On top of this, the sheer cost of touring has seen a seismic change, particularly with the cost of freighting making it particularly hard for productions to keep costs down. That's before you get to the very specific European issue and the ramifications of Brexit making it harder for UK crew to work in Europe and vice versa with various stipulations including the 90-day rule.

Finally, there is still a relatively pressing issue in the hold-up in supply chains for new equipment. Needless to say, there are a number of uncertainties facing the sector, especially as we prepare for the upcoming 2023 touring season.


What are the main talking points in terms of technologies? What are you expecting to see on the ISE show floor?

The development in video technology, specifically with virtual studios and the ever-sophisticated methods in AR and VR has been staggering during the 2020s. With years of research, it will be interesting to see how companies are expecting to use these new tools for real-world applications. Another continually developing conversation is that of ‘immersive’ audio.
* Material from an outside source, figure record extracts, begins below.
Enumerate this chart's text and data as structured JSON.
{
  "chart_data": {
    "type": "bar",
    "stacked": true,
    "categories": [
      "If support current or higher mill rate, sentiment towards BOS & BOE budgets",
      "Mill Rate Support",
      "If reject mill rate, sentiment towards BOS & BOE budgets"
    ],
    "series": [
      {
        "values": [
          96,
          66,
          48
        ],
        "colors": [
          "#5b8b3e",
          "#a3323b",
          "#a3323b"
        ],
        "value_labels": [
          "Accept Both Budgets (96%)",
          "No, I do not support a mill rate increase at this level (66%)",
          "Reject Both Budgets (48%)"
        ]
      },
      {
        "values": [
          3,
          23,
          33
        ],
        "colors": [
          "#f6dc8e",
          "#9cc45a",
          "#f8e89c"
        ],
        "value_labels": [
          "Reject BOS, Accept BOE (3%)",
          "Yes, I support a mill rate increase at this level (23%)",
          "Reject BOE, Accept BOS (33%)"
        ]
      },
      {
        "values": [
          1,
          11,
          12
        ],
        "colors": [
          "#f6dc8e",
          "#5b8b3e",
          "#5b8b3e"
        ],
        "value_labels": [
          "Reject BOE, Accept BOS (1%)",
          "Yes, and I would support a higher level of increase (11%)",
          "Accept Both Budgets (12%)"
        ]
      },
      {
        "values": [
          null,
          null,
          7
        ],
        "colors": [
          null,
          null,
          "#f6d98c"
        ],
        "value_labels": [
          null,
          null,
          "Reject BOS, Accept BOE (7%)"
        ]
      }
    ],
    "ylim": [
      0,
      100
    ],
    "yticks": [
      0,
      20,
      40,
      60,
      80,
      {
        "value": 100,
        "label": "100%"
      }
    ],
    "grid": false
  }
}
Although there are many that might take issue with the term ‘immersive’ to describe this trend in the market, it’s clear that more companies in the pro audio sector are turning their attention to marketing their various offerings when it comes to spatial audio and what it can deliver to both artists and audiences alike.  

Another key talking point, specifically on the manufacturing side, will be the topic of supply chains and how they are recovering from the pandemic with the shortages of raw materials; as well as the wider geopolitical situation and the effect it is having on bringing new products to market.


What do you see as the future of the sector?

The live events industry has always been made up of problem solvers, that live by the mantra ‘the show must go on'. I think in the years ahead, however, those involved are going to have to think even more outside the box when it comes to delivering a show while still keeping costs down - and also be more conscious of the environmental impact of touring which is an ever-growing concern for many artists.

That said, I think artists are going to look for more ways to keep interacting with fans from across the globe; although I believe the live performance will still remain the primary way for a fan to enjoy an artist's work, we will see more experimentation with everything from streaming to special one-off virtual events to bring artists into the homes of fans and try and encapsulate that live experience for those not lucky to be there in the crowd. 


What can attendees expect from the summit and why should they attend? 

Despite a number of issues facing the industry, there is still a great deal of innovation taking place within the sector. The Live Events Summit will be a forum to explore some of the changes we are likely to see in the live market in the coming few years and what the tours of tomorrow may look like. From looking at some of the latest technological trends to hearing from a number of thought leads who are working to the coal face of the live events sector to make live events even more spectacular year after year.